2, be used for the solid phase agglutination
(1) compose cell to the freeze-drying front volume with the platelet antigen after the physiological saline redissolution freeze-drying, room temperature leaves standstill treats that it fully dissolves.
(2) take out the platelet antibody detection kit, mark patient, positive control and negative control hole on reaction plate, untapped lath should be stored in the valve bag, after the sealing of adding drying agent, and 2-8 ℃ of storage.
(3) in reacting hole, add 1 (50ul) above-mentioned platelet suspension, jog reaction plate about 10 seconds.
(4) with dull and stereotyped hydro-extractor with reaction plate centrifugal 5 minutes with 50g, make blood platelet be fixed on the reacting hole bottom.
(5) pour out liquid in the reacting hole, and drip the washing working fluid with dropper and clean 3 times, jog microwell plate in the washing process, and then get rid of cleansing solution gently.After the last washing reaction plate is inverted in and blots residual liquid (being sure not to pat) on the thieving paper.
(6) in each reacting hole, add 2 (100ul) low ionic-strength solution immediately, and in respective aperture, add 1 (50ul) patient sample, positive control and negative control respectively.Low ionic-strength solution will be become sky blue or dark green by purple, as still adding sample for purple then illustrates to leak.
(7) reacting hole is sealed with sealing compound, the jog mixing is placed in the wet box 37 ℃ of water-baths and hatched 30 minutes.
(8) reaction plate that finishes has been hatched in taking-up, discards sealing compound.5 washing reaction plates are 5 times set by step.
(9) add 1 (50ul) anti-human IgG and 1 (50ul) indication red blood cell immediately, mixing gently vibrates.
(10) with reaction plate centrifugal 5 minutes with 200g.

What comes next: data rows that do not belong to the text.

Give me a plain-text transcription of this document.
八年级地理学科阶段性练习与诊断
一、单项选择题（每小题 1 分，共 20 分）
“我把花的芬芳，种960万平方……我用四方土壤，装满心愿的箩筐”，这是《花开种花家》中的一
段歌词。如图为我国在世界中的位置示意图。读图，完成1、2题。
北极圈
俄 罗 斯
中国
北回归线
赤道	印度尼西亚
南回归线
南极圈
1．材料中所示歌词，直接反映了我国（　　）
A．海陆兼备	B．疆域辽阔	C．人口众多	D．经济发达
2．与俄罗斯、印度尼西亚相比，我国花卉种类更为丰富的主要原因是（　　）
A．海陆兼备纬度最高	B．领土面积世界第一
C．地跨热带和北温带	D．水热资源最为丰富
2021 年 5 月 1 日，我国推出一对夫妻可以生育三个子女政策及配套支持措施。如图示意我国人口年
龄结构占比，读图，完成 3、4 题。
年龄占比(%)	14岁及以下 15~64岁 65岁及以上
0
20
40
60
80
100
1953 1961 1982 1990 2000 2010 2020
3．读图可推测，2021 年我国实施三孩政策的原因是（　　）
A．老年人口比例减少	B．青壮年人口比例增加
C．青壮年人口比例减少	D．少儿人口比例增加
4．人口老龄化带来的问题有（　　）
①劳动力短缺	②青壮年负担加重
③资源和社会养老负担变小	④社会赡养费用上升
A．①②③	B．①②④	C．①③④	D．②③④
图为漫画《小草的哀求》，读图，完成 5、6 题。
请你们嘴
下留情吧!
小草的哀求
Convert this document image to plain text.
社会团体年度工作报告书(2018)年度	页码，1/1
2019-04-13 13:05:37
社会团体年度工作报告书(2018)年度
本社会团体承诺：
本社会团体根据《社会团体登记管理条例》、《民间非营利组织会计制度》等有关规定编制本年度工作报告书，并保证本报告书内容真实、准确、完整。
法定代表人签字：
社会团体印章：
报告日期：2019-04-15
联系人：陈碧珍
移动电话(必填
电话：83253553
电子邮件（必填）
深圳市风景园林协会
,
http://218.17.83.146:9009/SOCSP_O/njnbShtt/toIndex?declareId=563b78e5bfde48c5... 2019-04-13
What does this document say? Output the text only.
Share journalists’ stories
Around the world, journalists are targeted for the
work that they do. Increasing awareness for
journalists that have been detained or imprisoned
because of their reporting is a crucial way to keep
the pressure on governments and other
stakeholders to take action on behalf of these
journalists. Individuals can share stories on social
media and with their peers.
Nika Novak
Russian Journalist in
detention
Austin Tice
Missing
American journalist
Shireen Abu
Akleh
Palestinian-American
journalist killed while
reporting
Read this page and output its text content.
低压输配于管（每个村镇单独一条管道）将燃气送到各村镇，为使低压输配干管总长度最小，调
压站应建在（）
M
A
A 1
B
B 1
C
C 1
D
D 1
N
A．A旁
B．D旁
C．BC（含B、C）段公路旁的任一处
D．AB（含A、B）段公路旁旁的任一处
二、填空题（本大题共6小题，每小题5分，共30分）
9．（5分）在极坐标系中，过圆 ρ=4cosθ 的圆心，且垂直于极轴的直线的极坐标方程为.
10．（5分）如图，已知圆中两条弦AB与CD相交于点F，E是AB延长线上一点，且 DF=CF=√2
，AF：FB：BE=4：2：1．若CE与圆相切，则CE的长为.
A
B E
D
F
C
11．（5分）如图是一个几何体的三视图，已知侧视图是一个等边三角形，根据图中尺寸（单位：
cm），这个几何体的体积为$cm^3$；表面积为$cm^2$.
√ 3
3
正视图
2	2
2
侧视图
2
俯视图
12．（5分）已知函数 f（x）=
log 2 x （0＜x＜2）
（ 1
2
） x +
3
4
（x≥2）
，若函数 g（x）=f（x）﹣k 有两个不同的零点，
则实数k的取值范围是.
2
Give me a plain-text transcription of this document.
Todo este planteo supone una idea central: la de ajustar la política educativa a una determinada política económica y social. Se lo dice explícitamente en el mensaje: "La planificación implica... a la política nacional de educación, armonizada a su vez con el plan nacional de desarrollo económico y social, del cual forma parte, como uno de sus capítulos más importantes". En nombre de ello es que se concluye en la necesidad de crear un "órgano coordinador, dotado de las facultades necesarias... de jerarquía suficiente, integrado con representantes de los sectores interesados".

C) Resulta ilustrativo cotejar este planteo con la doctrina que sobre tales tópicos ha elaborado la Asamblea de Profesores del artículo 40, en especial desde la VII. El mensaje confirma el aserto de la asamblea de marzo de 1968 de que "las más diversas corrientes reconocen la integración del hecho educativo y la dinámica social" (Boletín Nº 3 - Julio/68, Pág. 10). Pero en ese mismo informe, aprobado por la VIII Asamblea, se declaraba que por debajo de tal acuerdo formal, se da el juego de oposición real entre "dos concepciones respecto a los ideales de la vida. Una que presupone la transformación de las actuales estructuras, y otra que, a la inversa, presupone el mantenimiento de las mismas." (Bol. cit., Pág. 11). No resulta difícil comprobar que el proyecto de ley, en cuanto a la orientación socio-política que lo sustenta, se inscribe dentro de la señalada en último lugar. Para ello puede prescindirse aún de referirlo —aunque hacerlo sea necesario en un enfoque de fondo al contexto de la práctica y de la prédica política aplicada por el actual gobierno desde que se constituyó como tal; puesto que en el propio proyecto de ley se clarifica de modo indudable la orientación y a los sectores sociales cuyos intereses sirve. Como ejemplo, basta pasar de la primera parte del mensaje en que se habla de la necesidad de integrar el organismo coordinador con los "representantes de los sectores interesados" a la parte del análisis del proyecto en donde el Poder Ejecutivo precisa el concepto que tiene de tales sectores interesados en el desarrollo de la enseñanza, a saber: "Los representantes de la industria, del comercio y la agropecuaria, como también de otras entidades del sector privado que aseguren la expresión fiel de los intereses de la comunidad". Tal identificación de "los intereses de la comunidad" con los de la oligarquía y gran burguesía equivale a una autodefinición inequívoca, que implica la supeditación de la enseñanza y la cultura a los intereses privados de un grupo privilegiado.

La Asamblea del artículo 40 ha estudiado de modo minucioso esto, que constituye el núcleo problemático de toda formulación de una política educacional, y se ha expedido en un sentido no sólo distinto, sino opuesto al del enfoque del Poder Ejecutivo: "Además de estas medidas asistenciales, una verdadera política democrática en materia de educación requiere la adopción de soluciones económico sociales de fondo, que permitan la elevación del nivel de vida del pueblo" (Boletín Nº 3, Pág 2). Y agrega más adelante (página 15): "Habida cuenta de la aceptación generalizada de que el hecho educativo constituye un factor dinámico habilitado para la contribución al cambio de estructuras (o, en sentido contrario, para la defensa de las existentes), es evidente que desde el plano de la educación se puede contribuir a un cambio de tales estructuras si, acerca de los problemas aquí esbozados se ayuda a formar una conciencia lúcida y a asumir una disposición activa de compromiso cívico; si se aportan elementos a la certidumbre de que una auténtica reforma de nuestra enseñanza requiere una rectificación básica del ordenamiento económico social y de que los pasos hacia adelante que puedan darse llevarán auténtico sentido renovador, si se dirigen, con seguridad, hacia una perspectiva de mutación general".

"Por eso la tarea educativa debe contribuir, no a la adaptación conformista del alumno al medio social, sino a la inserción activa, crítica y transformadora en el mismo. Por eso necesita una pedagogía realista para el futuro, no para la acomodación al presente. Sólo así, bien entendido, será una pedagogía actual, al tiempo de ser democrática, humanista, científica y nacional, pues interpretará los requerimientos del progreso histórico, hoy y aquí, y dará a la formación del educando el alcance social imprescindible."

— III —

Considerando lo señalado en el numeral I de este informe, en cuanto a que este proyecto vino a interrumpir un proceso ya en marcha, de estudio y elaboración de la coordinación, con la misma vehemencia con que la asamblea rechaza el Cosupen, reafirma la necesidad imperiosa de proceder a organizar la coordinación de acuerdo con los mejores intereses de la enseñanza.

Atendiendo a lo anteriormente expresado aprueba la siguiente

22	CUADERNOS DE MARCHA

(11) result that will detect hole and control wells compares, and interpretation is also write down testing result.
(12) positive findings: the indication red blood cell is tiled in the reacting hole lower surface; If the indication red blood cell only is attached at the bottom of the part hole, and the zone of combination is greatly weak more positive than negative control.Show in patients serum or the blood plasma and contain platelet antibody; Or the blood platelet crossmatch does not conform to.
Negative findings: the indication red blood cell forms erythrocyte aggregation in the reacting hole bottom center.Show and do not contain platelet antibody in patients serum or the blood plasma; Or the blood platelet crossmatch is harmonious.